Belissima de Luchino Visconti (1952) |
Tanto bastará para que já ouça: “lá vem ele com o neo-realismo”. Por
mais que hoje se atribua o neo-realismo à falta de meios para fazer grandes
filmes de estúdio, que a teve obviamente, o facto indesmentível é que existiu,
coisa que agora a muitos apetece esquecer, re-escrevendo a história como outros
apagaram retratos de Trotski (e como outros já nos nossos dias, em nome de não
sei de que “politicamente correcto”, se me permitem apagar beatas dos lábios do
Malraux em inocentes selos de correio…). É curioso ver como, comentando alguns
dos filmes italianos dessa época ainda se consideram como “obras primas” os
críticos se apuram em distinguir o que têm de “eterno” e universal (os aspectos
magistrais da análise da “condição humana”, os diálogos a, b e c, os planos x,
y e z) do que está irremediavelmente
datado”, como sejam, é claro as implicações sociais e políticas. Este
“datado” serve, de resto, para arrumar todos os outros filmes. Ora nem sequer
foi por serem neo-realistas (alguns não o eram) que os filmes tiveram por
cá o sucesso o sucesso que tiveram. Foi
simplesmente por serem o que eram, por dizerem o que diziam. O Portugal de
então (Lisboa incluída), sem guerras, destruições ou ocupações, era um pequeno
mundo atrasado e miserável, parado no tempo, para o qual aquelas histórias
pareciam ter sido inventadas. Com a diferença que os filmes italianos nos diziam
que esse mundo – o deles e o nosso – fervilhava de vida, isto é, de emoções,
lutas quotidianas, dramas e alegrias. E era certamente isso que neles nos
seduzia.
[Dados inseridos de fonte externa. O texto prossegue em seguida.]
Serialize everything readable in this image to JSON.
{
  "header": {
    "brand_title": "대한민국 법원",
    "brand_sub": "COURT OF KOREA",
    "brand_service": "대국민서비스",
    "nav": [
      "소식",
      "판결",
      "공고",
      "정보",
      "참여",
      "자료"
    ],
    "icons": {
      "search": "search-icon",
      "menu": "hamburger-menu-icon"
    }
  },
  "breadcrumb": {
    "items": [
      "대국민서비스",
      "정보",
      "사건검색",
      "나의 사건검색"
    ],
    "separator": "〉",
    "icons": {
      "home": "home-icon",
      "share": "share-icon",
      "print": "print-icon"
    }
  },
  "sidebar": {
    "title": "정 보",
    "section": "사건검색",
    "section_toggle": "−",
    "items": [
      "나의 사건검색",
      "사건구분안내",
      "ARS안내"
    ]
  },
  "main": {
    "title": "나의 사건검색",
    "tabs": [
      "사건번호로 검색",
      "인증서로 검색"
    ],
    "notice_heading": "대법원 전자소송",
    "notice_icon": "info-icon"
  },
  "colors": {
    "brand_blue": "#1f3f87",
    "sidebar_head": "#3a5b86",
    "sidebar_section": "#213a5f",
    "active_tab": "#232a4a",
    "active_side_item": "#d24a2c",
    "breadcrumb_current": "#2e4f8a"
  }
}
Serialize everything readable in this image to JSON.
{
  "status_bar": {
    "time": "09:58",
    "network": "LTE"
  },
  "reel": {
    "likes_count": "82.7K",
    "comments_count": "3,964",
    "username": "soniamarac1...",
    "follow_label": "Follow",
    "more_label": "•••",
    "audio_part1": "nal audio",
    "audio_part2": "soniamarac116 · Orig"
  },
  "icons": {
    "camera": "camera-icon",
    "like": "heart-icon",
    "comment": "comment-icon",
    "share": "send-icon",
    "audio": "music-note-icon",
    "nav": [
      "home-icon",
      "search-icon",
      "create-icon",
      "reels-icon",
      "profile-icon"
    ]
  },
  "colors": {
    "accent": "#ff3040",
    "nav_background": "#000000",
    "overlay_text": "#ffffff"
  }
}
Esses filme não eram panfletos incendiários, não terão feito nascer
dezenas de revolucionários, mas davam-nos um olhar sobre nós-próprios e sobre o
que se passava à nossa volta que nunca poderíamos esperar dos assépticos filmes
americanos ou dos elaborados franceses ou ingleses da época, por mais que nos
pudessem “agradar”. A produção italiana estava, simplesmente, muito mais
próxima de nós.
E não nos venham
falar da influência das comédias italianas sobre o cinema português dessa
altura: os filmes nacionais não eram eram mais do que aproveitamento comercial
da popularidade de grandes actores de revista e de comédia (eram os tempos
áureos do Parque Mayer), explorando temas como o futebol, as touradas, o fado,
estudantes e tricanas, a História pátria ou a alegre vida rural pondo acento
nas canções, que a rádio transmitia horas a fio e trauteavam nas ruas – “Água
fria da ribeira”, Ó Rua do Capelão”, “Capitão da Rua”, “Coimbra é uma Canção”,
etc. etc. Eram, no essencial, filmes de estúdio e de actores, onde a “gente
comum” nunca ia além da mera imitação, nem o pretendia.
Voltando a
Itália, resta a acrescentar que toda aquela imensa explosão de energias,
imaginação e desenrascanço veio dar, nos anos que se seguiram, o seu contributo
ao chamado “milagre económico italiano”. Um filme ainda nos anos 60 – o
admirável “As mãos sobre a cidade”, do Rossi – já lhe anunciava a matriz
essencial: o interminável conluio entre o mundo político e as mafias da
construção e do imobiliário, que desembocou há poucos na enorme balbúrdia da
Itália de hoje, surpreendida (???) consigo própria. Mas isso são outras histórias.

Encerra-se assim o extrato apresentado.